Create a gace.config.ts in your project root:

import { defineConfig } from "gace-sdk";

export default defineConfig({
  name: "my-plugin",
  displayName: "My Plugin",
  tagline: "What this plugin does",
  version: "1.0.0",
  icon: "./icon.png",  // normalised to 512x512 WebP at build
});

All fields are included in manifest.json and used by the backend for display.

CLI

gace dev

Starts development mode:

  1. Scans your entry file for @Tool and @BrowserTool exports
  2. Bundles each tool
  3. Connects to the dev server via WebSocket
  4. Watches for file changes and hot-reloads

gace build

Produces a dist/ folder ready for publishing:

  • manifest.json — plugin metadata + tool definitions with JSON Schema
  • <tool_name>.js — one self-contained bundle per tool
  • icon.webp — icon file (if configured)

Options

| Flag | Description | Default | |------|-------------|---------| | --root <dir> | Project root directory | . | | --entry <file> | Entry file path | src/index.ts |

Build Output

dist/
  manifest.json       ← Plugin + tool definitions
  weather.js          ← Standalone bundle (all imports resolved)
  hacker_news.js      ← Each tool is independent
  icon.webp           ← If configured

Each .js bundle is completely self-contained — all imports (including zod) are inlined.
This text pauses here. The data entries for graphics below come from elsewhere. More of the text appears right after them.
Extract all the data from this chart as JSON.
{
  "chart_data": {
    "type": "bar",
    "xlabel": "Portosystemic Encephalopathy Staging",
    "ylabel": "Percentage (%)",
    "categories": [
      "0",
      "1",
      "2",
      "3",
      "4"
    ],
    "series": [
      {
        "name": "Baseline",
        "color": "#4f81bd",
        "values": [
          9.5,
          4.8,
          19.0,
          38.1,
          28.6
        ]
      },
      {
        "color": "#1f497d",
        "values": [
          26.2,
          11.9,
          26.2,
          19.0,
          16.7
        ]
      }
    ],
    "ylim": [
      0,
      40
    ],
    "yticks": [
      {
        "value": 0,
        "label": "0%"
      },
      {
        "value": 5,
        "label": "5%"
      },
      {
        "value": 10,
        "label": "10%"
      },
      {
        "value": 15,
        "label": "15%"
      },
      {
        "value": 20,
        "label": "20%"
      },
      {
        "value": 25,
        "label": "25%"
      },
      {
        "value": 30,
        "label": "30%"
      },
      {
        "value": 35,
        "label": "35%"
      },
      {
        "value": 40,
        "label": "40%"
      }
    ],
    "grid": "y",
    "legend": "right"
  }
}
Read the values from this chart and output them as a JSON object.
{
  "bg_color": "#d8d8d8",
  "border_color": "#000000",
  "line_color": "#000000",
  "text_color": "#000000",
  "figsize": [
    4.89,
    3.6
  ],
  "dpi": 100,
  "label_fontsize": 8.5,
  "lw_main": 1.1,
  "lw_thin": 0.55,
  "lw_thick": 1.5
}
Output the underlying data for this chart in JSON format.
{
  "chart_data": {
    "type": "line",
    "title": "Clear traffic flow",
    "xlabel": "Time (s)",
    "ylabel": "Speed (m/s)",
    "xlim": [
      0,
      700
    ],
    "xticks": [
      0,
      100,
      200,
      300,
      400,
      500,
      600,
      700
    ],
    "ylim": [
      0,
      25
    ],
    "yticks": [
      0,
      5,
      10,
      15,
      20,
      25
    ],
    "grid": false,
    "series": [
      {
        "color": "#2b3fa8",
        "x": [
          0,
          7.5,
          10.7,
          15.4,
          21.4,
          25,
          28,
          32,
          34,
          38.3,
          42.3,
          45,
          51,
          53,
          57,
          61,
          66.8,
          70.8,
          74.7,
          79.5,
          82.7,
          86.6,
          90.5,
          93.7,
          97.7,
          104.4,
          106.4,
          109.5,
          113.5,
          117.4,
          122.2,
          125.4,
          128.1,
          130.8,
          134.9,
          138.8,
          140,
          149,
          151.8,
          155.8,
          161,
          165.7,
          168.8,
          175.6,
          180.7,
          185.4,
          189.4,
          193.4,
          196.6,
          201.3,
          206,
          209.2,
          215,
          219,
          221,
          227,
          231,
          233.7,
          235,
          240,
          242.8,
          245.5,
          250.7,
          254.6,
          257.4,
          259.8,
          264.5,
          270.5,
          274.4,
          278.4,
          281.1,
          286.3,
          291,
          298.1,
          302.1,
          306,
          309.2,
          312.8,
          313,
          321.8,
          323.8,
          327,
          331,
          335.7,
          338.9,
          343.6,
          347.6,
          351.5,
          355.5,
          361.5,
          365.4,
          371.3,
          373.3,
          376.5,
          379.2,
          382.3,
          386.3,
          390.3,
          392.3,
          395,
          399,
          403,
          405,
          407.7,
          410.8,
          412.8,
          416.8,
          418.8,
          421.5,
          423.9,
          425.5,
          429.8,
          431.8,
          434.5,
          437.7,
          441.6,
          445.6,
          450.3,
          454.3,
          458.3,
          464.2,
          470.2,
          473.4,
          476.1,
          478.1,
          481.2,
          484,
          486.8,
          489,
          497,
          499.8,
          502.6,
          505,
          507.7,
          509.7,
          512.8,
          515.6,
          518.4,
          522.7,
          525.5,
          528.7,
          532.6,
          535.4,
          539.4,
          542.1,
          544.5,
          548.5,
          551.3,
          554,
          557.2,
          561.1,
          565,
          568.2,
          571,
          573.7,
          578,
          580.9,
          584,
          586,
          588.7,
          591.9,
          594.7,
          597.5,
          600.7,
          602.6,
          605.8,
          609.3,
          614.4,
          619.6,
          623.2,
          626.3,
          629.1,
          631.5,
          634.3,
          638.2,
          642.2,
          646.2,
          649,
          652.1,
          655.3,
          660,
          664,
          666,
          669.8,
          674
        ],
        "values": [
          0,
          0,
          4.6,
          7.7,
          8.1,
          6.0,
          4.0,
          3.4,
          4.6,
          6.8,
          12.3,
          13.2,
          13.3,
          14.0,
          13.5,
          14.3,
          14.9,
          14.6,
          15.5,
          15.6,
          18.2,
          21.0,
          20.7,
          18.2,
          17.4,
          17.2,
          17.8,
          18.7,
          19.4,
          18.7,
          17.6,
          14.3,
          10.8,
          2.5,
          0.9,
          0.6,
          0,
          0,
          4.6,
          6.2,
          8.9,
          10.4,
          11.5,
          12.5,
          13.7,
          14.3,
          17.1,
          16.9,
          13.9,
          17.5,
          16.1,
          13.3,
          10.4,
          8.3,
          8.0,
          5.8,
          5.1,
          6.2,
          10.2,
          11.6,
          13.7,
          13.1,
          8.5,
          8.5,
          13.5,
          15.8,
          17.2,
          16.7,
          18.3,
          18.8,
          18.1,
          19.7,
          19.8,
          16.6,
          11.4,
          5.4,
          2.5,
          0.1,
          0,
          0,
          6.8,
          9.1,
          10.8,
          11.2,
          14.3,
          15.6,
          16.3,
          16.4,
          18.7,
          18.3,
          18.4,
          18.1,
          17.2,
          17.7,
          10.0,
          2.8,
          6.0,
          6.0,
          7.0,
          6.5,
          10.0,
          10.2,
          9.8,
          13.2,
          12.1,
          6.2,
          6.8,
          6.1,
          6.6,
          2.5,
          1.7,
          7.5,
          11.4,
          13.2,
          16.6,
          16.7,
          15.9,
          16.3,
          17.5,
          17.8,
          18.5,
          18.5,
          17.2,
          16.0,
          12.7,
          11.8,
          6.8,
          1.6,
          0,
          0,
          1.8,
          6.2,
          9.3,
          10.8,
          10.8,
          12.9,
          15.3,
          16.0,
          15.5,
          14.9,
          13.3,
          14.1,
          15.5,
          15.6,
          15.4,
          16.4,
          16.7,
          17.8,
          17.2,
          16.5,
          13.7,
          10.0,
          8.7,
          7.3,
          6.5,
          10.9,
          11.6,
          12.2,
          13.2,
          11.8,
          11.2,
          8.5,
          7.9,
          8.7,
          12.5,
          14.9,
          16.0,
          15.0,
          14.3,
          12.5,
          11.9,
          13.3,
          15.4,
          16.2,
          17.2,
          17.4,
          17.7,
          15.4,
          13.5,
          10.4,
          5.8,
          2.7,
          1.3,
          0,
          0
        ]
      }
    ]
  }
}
The bundle can be executed in an isolated sandbox with no external dependencies.

How It Works

  1. Preprocessor extracts @Tool({...}) / @BrowserTool({...}) from your source (string-level, before any AST parsing)
  2. Babel strips TypeScript types
  3. esbuild resolves and bundles all imports into a self-contained IIFE
  4. Zod schemas are converted to JSON Schema for the manifest
  5. The host runtime (@gace/sandbox) provides the sdk object at execution time

The @Tool and @BrowserTool decorators are no-ops at runtime — all metadata extraction happens at build time.